En la guerra civil vista por Luis García Berlanga y Rafael Azcona no hay héroes, a lo sumo hay peluqueros que hacen las veces de teniente, efebos que entretienen en seductora conversación a los centinelas nacionales, seminaristas que han colgado los hábitos, toreros que, ante la idea de saltar al ruedo, se cagan en los pantalones; ida por la pata abajo de la que, ante la muerte, no se libra ni el diestro ni el siniestro más pintado. Luego están los profesionales, tipos ellos tan marciales como el sargento nacional Agapito (Antonio Gamero) y el brigada republicano Castro (Alfredo Landa), que charlan y se aprecian, porque ellos se entienden, mientras intercambian tabaco y papel de liar para que todos fumen en ese frente aragonés donde las tropas de ambos bandos llevan varios meses sin pegar un tiro. Cada uno está donde está, quizá por convicción ideológica, quizá porque la sublevación militar le pilló en el lado equivocado, pero lo cierto es que a la mayoría la guerra le ha sido impuesta y muchos abandonarían gustosos el frente para volver a casa o irse de picos pardos.
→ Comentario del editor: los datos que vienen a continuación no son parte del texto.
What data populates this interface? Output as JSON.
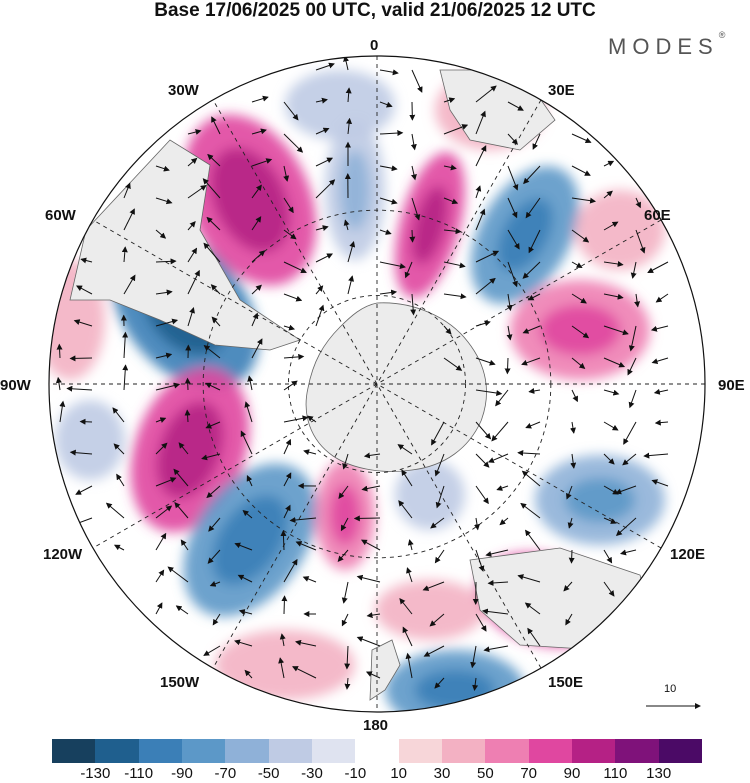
{
  "header": {
    "title": "Base 17/06/2025 00 UTC, valid 21/06/2025 12 UTC",
    "brand": "MODES",
    "brand_mark": "®"
  },
  "map": {
    "projection": "south polar stereographic",
    "longitude_labels": {
      "lon_0": "0",
      "lon_30e": "30E",
      "lon_60e": "60E",
      "lon_90e": "90E",
      "lon_120e": "120E",
      "lon_150e": "150E",
      "lon_180": "180",
      "lon_150w": "150W",
      "lon_120w": "120W",
      "lon_90w": "90W",
      "lon_60w": "60W",
      "lon_30w": "30W"
    },
    "reference_vector": "10"
  },
  "colorbar": {
    "ticks": [
      "-130",
      "-110",
      "-90",
      "-70",
      "-50",
      "-30",
      "-10",
      "10",
      "30",
      "50",
      "70",
      "90",
      "110",
      "130"
    ],
    "colors": [
      "#17405e",
      "#1f5f8e",
      "#3b7fb7",
      "#5c98c8",
      "#8fb1d8",
      "#bfcbe4",
      "#dfe3f0",
      "#ffffff",
      "#f7d6d9",
      "#f3b1c3",
      "#ee7fb2",
      "#e047a0",
      "#b52185",
      "#7f127a",
      "#4b0a66"
    ]
  }
}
En los últimos meses, el máximo enfrentamiento que se produce se desata desde los altavoces nacionales que anuncian la fiesta que se va a celebrar en el pueblo, que se encuentra tras las líneas franquistas. La celebración fastidia bastante a Mariano (Guillermo Montesinos), soldado republicano y natural del lugar, que lleva casi dos años sin ver a Guadalupe (Violeta Cela), su novia, de quien sospecha que podría estar pensando en bailar con otro. Y eso le duele, más bien le preocupa y le enerva. Pero la noticia del baile no solo le afecta a él. El brigada Castro, militar de carrera y de vivo carácter, sospecha que afectará a toda la tropa, provocando la desmoralización de los suyos, cuya moral ya se encuentra por los suelos y amenaza enterrarse en el sustrato. El brigada comprende que bastante aguantan el tipo, con la inmovilidad y la falta de manjares que no sean sardinas en conserva. Si por tener, no tienen ni tabaco, ni agradable compañía ni baile propio. Y ahora eso. No, por ahí no pasa un suboficial curtido y consciente de la importancia de la salud mental de los muchachos. Para fastidiar a los del otro lado, a Castro se le ocurre la brillante idea de infiltrarse y matar dos pájaros de un tiro: subir la moral y alimentar a la tropa. Aparte del brigada y de Mariano, interesado en Guadalupe y en los almendros que esta heredará y él daba por suyos, el grupo que emprende la misión lo completan el teniente Broseta (José Sacristán), Limeño (Santiago Ramos) y el cura (Carles Velat). El primero, aparte de oficial, resulta ser peluquero de oficio, empeñado en rasurar cabelleras, aunque él se defina como el cerebro indispensable para que la misión alcance el éxito. El segundo se incorpora a última hora porque entre las tropas no hay ningún matarife que pueda dar finiquito al objetivo, y, como torero de oficio, se convierte en pieza indispensable para el teniente. Y el tercero todavía no ha cantado misa y, posiblemente, tampoco un bingo, pero no hace ascos a la visita al lupanar improvisado de Encarna (Amparo Soler Leal).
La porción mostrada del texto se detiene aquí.